Это конвой или все-таки почетный эскорт?
Драконы не умеют улыбаться, но при мысли о «диплодоках» Фэйт сердито фыркает, выпуская искры ноздрями. Даже сейчас она всплыла в его мыслях, умудрилась плотно закрепиться в них и «тянуть» назад, домой. В крошечную коробку квартиры.
Ему так не хотелось оставлять ее одну, но Сфайрат не мог взять ее с собой.
— Назови себя! — слышится с десяток голосов, на краткое мгновение заглушая мысли.
Последующий рев, в котором не слышится ничего, кроме рыка и ярости. Парящие драконы замирают, затем облетают его со спины, выстраиваясь клином позади него. Он не собирается называться им, когда они и без того знают, кто перед ними.
Совет древних правителей будет принимать его обратно, Сфайрат, в свою очередь, должен будет произнести слова раскаяния или привести доказательства невиновности. У него не было доказательств — все только сплошные догадки и подозрения.
Посторонних быть не должно, никто не должен знать, что мудрейшие из мудрых способны совершить ошибку, поддаваться страстям и эмоциям, тогда как окружающий мир видит в них мудрость поколений. Никто не должен знать, что те, кто разработал знаменитый Договор с разделением магических существ и людей, сам же и проср… сам же и нарушил его в первые же годы его действия.
Теперь официальным хранителем магического свитка, скрывающего настоящую действительность являются фаэдиры, тот самый Молендиум, в который их так уговаривала попасть Вэлиан.
Рэндалл и тот не решился заявиться вместе с ним. Его можно понять — друг не контролирует мысли и эмоции так, как Сфайрат, может выдать себя и распалить уже остывшие угли давно ушедшего прошлого, что еще живо в нем, словно это произошло неделю или месяц назад.
Старейшие и мудрейшие легко вторгаются в молодые головы и читают в них все, что тем хотелось бы скрыть. Так было, когда его изгоняли.

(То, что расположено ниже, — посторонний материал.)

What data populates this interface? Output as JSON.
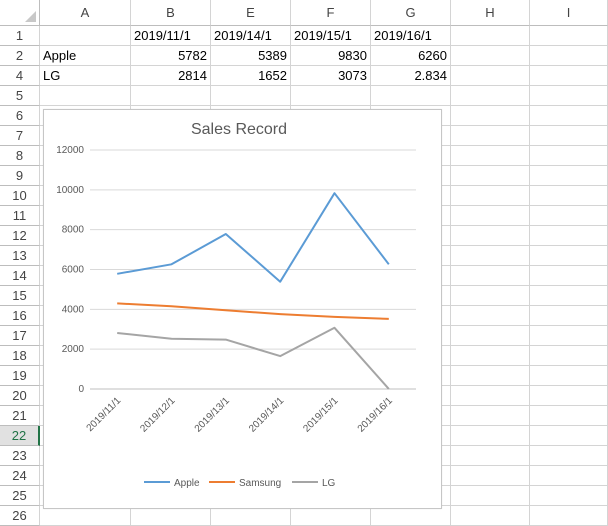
{
  "columns": [
    "A",
    "B",
    "E",
    "F",
    "G",
    "H",
    "I"
  ],
  "rows": [
    "1",
    "2",
    "4",
    "5",
    "6",
    "7",
    "8",
    "9",
    "10",
    "11",
    "12",
    "13",
    "14",
    "15",
    "16",
    "17",
    "18",
    "19",
    "20",
    "21",
    "22",
    "23",
    "24",
    "25",
    "26"
  ],
  "selected_row": "22",
  "cells": {
    "header_row": [
      "",
      "2019/11/1",
      "2019/14/1",
      "2019/15/1",
      "2019/16/1",
      "",
      ""
    ],
    "apple_row": [
      "Apple",
      "5782",
      "5389",
      "9830",
      "6260",
      "",
      ""
    ],
    "lg_row": [
      "LG",
      "2814",
      "1652",
      "3073",
      "2.834",
      "",
      ""
    ]
  },
  "chart_data": {
    "type": "line",
    "title": "Sales Record",
    "xlabel": "",
    "ylabel": "",
    "categories": [
      "2019/11/1",
      "2019/12/1",
      "2019/13/1",
      "2019/14/1",
      "2019/15/1",
      "2019/16/1"
    ],
    "ylim": [
      0,
      12000
    ],
    "yticks": [
      "0",
      "2000",
      "4000",
      "6000",
      "8000",
      "10000",
      "12000"
    ],
    "grid": true,
    "legend": "bottom",
    "series": [
      {
        "name": "Apple",
        "color": "#5b9bd5",
        "values": [
          5782,
          6260,
          7780,
          5389,
          9830,
          6260
        ]
      },
      {
        "name": "Samsung",
        "color": "#ed7d31",
        "values": [
          4300,
          4150,
          3950,
          3760,
          3620,
          3520
        ]
      },
      {
        "name": "LG",
        "color": "#a5a5a5",
        "values": [
          2814,
          2520,
          2480,
          1652,
          3073,
          2.834
        ]
      }
    ]
  }
}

Поэтому вину молодого дракона Сфайрат взял на себя, уже тогда он мог закрываться от остальных и представить свою версию реальности. Рэндалл убил или спас человека, и не просто человека, а ту что творила историю, влияла на ее ход. Он утверждал, что хотел ее спасти, но вышло так, что и останков не нашли. Радио спектральным анализом в те времена никто не владел, поэтому вместо трупа им достался лишь пепел.
Минаре Изумрудная. Встретит ли она его сегодня в центральной зале? Или будет дожидаться дома?
Старая гора, бывшая некогда главной вершиной, окруженная себе подобными, теперь уже куда более высокими пиками, казалось жалкой и вполне себе бесполезной. На образовавшемся плато не строились дома, не разводились сады, не воздвигались дворцы и монументы. Но эта видимость была обманчива. Гора, в честь которой была так безыскусно названа одна из драконьих стран, скрывала в себе тайну.
Ранним утром, когда восходящее солнце заливало своим светом все вокруг, круглое плато отражало его свет, окрашиваясь в золотой цвет, словно жерло вулкана, наполненное кипящим золотом, она вспыхивала и заливала своим светом все вокруг. Через «золотую чашу» драконы попадали в горную цепь и уже оттуда расходились по бесконечным анфиладам подземных ходов и тоннелей, чтобы, преодолев их, оказаться в пещерах, наполненных златом, серебром, самоцветами или «чем-то там еще».